O tempo jamais apagará da nossa memoria este terrível acidente aéreo que envolveu a delegação do time da Chapecoense em Medelín. Uma tragédia que abalou o mundo inteiro.

Dizem que através da dor é que surge a união e o amor. Pois é. Aquilo que andava “tão esquecido” no meio de nós, motivado certamente pelo momento de crise política e social que vive o Brasil, reaparece agora com um belo exemplo de altivez e carinho do povo da república colombiana:solidariedade e fraternidade.

Os colombianos nos deram, neste momento de dor e de profunda tristeza, um extraordinário exemplo de amor ao próximo.
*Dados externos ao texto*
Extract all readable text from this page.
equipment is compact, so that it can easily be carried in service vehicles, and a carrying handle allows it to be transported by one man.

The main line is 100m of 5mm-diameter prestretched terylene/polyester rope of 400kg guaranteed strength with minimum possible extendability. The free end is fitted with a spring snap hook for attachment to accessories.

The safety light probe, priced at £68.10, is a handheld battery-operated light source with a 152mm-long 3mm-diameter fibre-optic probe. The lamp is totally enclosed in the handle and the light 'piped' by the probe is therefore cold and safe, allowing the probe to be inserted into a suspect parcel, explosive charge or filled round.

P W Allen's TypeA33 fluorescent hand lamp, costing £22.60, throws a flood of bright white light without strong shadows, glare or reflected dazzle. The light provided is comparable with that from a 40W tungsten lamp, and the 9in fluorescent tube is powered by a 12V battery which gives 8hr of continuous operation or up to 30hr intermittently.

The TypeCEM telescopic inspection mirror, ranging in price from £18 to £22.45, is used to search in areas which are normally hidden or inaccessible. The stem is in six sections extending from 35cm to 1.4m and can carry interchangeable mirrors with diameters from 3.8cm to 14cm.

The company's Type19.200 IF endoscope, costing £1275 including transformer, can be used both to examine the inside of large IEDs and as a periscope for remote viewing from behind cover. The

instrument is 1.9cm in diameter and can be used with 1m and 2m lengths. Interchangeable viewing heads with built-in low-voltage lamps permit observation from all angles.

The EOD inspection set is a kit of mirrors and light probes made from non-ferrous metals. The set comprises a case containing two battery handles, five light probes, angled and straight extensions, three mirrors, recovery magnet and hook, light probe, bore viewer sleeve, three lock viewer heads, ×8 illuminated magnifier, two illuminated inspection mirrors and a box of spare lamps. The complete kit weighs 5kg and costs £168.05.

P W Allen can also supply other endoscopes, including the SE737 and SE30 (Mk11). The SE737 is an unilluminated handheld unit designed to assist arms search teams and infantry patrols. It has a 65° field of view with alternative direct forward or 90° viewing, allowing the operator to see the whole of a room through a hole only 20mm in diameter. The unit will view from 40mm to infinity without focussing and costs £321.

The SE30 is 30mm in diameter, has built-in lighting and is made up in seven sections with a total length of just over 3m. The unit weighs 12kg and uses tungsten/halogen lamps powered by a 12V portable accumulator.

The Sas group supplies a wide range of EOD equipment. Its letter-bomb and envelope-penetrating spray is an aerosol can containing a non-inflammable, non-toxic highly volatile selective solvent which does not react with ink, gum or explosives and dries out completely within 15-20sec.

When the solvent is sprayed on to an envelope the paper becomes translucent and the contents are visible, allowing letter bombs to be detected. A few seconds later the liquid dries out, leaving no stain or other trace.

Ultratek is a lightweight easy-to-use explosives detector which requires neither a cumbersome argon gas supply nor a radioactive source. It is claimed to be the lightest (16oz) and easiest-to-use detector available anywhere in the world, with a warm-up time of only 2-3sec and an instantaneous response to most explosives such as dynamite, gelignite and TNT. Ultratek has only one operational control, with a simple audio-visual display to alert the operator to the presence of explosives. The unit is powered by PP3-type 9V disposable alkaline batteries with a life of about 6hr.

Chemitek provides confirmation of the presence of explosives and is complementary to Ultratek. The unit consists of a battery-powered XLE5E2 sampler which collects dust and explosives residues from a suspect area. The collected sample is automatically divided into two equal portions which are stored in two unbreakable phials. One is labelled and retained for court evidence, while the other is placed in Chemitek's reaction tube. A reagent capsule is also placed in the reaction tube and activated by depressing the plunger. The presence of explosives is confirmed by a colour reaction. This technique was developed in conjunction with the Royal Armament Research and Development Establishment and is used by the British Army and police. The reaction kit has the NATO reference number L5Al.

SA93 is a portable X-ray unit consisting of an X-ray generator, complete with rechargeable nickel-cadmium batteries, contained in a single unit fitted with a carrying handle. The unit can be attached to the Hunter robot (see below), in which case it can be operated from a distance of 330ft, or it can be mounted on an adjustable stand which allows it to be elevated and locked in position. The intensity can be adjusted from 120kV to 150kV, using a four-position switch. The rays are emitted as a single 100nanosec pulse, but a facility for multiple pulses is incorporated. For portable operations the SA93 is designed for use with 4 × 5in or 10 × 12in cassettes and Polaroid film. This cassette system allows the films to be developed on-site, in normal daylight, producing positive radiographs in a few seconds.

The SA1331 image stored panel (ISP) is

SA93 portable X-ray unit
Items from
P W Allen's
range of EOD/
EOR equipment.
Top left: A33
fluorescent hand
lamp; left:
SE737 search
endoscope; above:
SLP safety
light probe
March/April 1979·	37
Momentos inesquecíveis foram vistos no estádio de futebol onde seria decidida a copa sul-americana.

O carinho que eles tiveram para conosco foi muito emocionante.

Descobrimos uma nação nobre e cheia de princípios para ensinar o mundo todo.

Os jovens atletas da Chapecoense que iriam, nesta quarta-feira, 30 de novembro de 2016, disputar o título da Copa Sul-Americana, vão ficar para a história. Não apenas do futebol brasileiro, mas do sul-americano e mundial como verdadeiros heróis.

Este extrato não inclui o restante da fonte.